News
Apr 16, 2009 - Site Fully Database Driven
This site is now fully database driven with a basic admin system. It is not updated that regularly, but I had some spare time so took the opportunity to put my skills into practice.
News items can be added, edited and deleted.
Gallery images can be added, edited and deleted split into albums.
The news admin uses a set of buttons that allow you to insert HTML tags into the textarea. This is based on JS Quicktags.
Security aspects have been considered even though they are not particularly required on the site. These include using the PHP functions htmlentities, sprintf and mysql_real_escape_string and session tokens on the forms to combat Cross-site request forgery (CSRF).
The following resources proved useful:
phpsec.org/projects/guide/1.html
www.phpfreaks.com/tutorial/php-security
www.sitepoint.com/blogs/2005/05/09/validate-your-input
ha.ckers.org/xss.html
The site is XHTML 1.0 Strict compliant. The sitepoint article titled
"New-Window Links in a Standards-Compliant World" proved useful.
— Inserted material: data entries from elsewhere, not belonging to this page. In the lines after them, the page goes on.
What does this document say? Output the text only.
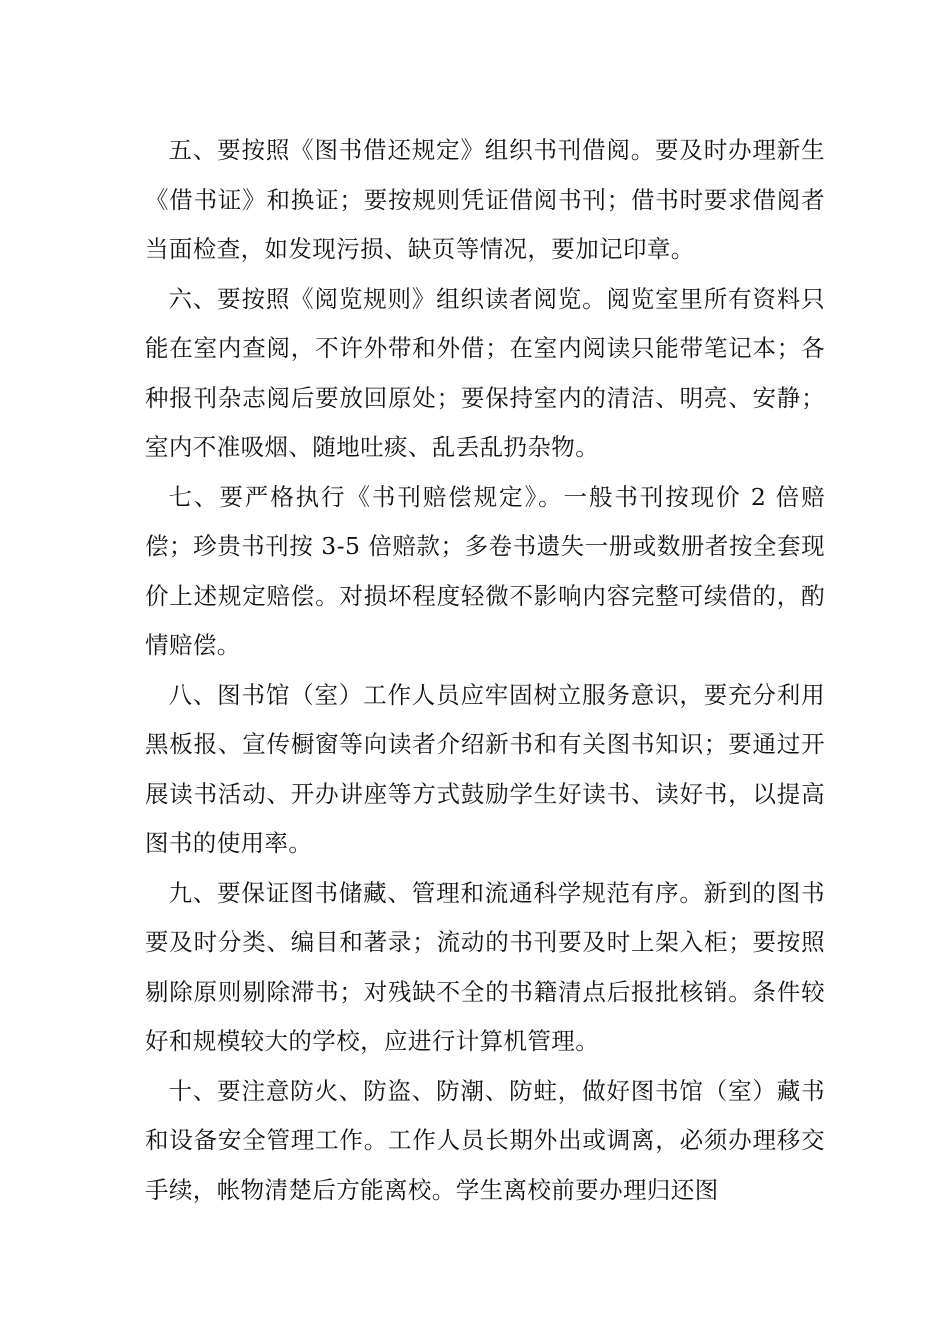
五、要按照《图书借还规定》组织书刊借阅。要及时办理新生《借书证》和换证；要按规则凭证借阅书刊；借书时要求借阅者当面检查，如发现污损、缺页等情况，要加记印章。

六、要按照《阅览规则》组织读者阅览。阅览室里所有资料只能在室内查阅，不许外带和外借；在室内阅读只能带笔记本；各种报刊杂志阅后要放回原处；要保持室内的清洁、明亮、安静；室内不准吸烟、随地吐痰、乱丢乱扔杂物。

七、要严格执行《书刊赔偿规定》。一般书刊按现价 2 倍赔偿；珍贵书刊按 3-5 倍赔款；多卷书遗失一册或数册者按全套现价上述规定赔偿。对损坏程度轻微不影响内容完整可续借的，酌情赔偿。

八、图书馆（室）工作人员应牢固树立服务意识，要充分利用黑板报、宣传橱窗等向读者介绍新书和有关图书知识；要通过开展读书活动、开办讲座等方式鼓励学生好读书、读好书，以提高图书的使用率。

九、要保证图书储藏、管理和流通科学规范有序。新到的图书要及时分类、编目和著录；流动的书刊要及时上架入柜；要按照剔除原则剔除滞书；对残缺不全的书籍清点后报批核销。条件较好和规模较大的学校，应进行计算机管理。

十、要注意防火、防盗、防潮、防蛀，做好图书馆（室）藏书和设备安全管理工作。工作人员长期外出或调离，必须办理移交手续，帐物清楚后方能离校。学生离校前要办理归还图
The .htaccess file has been improved to Redirect old indexed pages to new ones, Redirect non-www to the www version, Redirect index to root, Rewrite test.php to test.htm, and a couple more specific ones...
The following resources proved useful:
www.webweaver.nu/html-tips/web-redirection.shtml
corz.org/serv/tricks/htaccess2.php
www.moreniche.com/tutorials/htaccess-seo-basics.php
Other improvements include the addition of a favicon, robots.txt file, more header images, better Meta data, latest projects and a link to my StumbleUpon profile.
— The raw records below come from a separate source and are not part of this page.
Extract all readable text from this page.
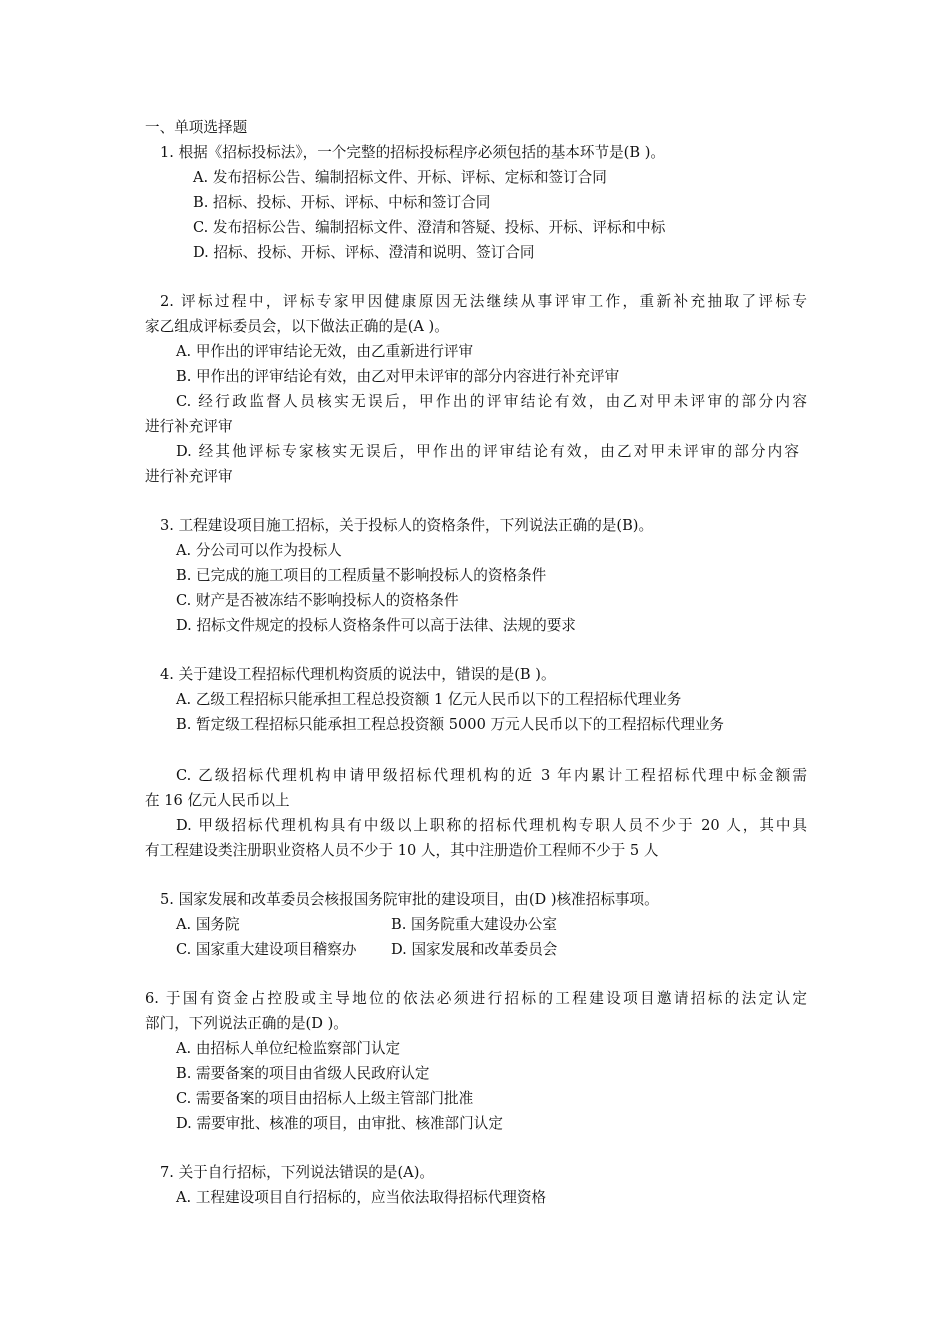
一、单项选择题
1. 根据《招标投标法》，一个完整的招标投标程序必须包括的基本环节是(B )。
A. 发布招标公告、编制招标文件、开标、评标、定标和签订合同
B. 招标、投标、开标、评标、中标和签订合同
C. 发布招标公告、编制招标文件、澄清和答疑、投标、开标、评标和中标
D. 招标、投标、开标、评标、澄清和说明、签订合同
2. 评标过程中，评标专家甲因健康原因无法继续从事评审工作，重新补充抽取了评标专
家乙组成评标委员会，以下做法正确的是(A )。
A. 甲作出的评审结论无效，由乙重新进行评审
B. 甲作出的评审结论有效，由乙对甲未评审的部分内容进行补充评审
C. 经行政监督人员核实无误后，甲作出的评审结论有效，由乙对甲未评审的部分内容
进行补充评审
D. 经其他评标专家核实无误后，甲作出的评审结论有效，由乙对甲未评审的部分内容
进行补充评审
3. 工程建设项目施工招标，关于投标人的资格条件，下列说法正确的是(B)。
A. 分公司可以作为投标人
B. 已完成的施工项目的工程质量不影响投标人的资格条件
C. 财产是否被冻结不影响投标人的资格条件
D. 招标文件规定的投标人资格条件可以高于法律、法规的要求
4. 关于建设工程招标代理机构资质的说法中，错误的是(B )。
A. 乙级工程招标只能承担工程总投资额 1 亿元人民币以下的工程招标代理业务
B. 暂定级工程招标只能承担工程总投资额 5000 万元人民币以下的工程招标代理业务
C. 乙级招标代理机构申请甲级招标代理机构的近 3 年内累计工程招标代理中标金额需
在 16 亿元人民币以上
D. 甲级招标代理机构具有中级以上职称的招标代理机构专职人员不少于 20 人，其中具
有工程建设类注册职业资格人员不少于 10 人，其中注册造价工程师不少于 5 人
5. 国家发展和改革委员会核报国务院审批的建设项目，由(D )核准招标事项。
A. 国务院	B. 国务院重大建设办公室
C. 国家重大建设项目稽察办 D. 国家发展和改革委员会
6. 于国有资金占控股或主导地位的依法必须进行招标的工程建设项目邀请招标的法定认定
部门，下列说法正确的是(D )。
A. 由招标人单位纪检监察部门认定
B. 需要备案的项目由省级人民政府认定
C. 需要备案的项目由招标人上级主管部门批准
D. 需要审批、核准的项目，由审批、核准部门认定
7. 关于自行招标，下列说法错误的是(A)。
A. 工程建设项目自行招标的，应当依法取得招标代理资格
Hosting has been moved over to my Lunarpages account where unlimited add-on domains are possible.
Future work includes re-organising the scripts to fix the issue of "Cannot modify header information - headers already sent by ..." when uploading images. (sorted 17/05/09)
Also I plan to refresh my knowledge from University of object-oriented programming (OOP) and put it into practice.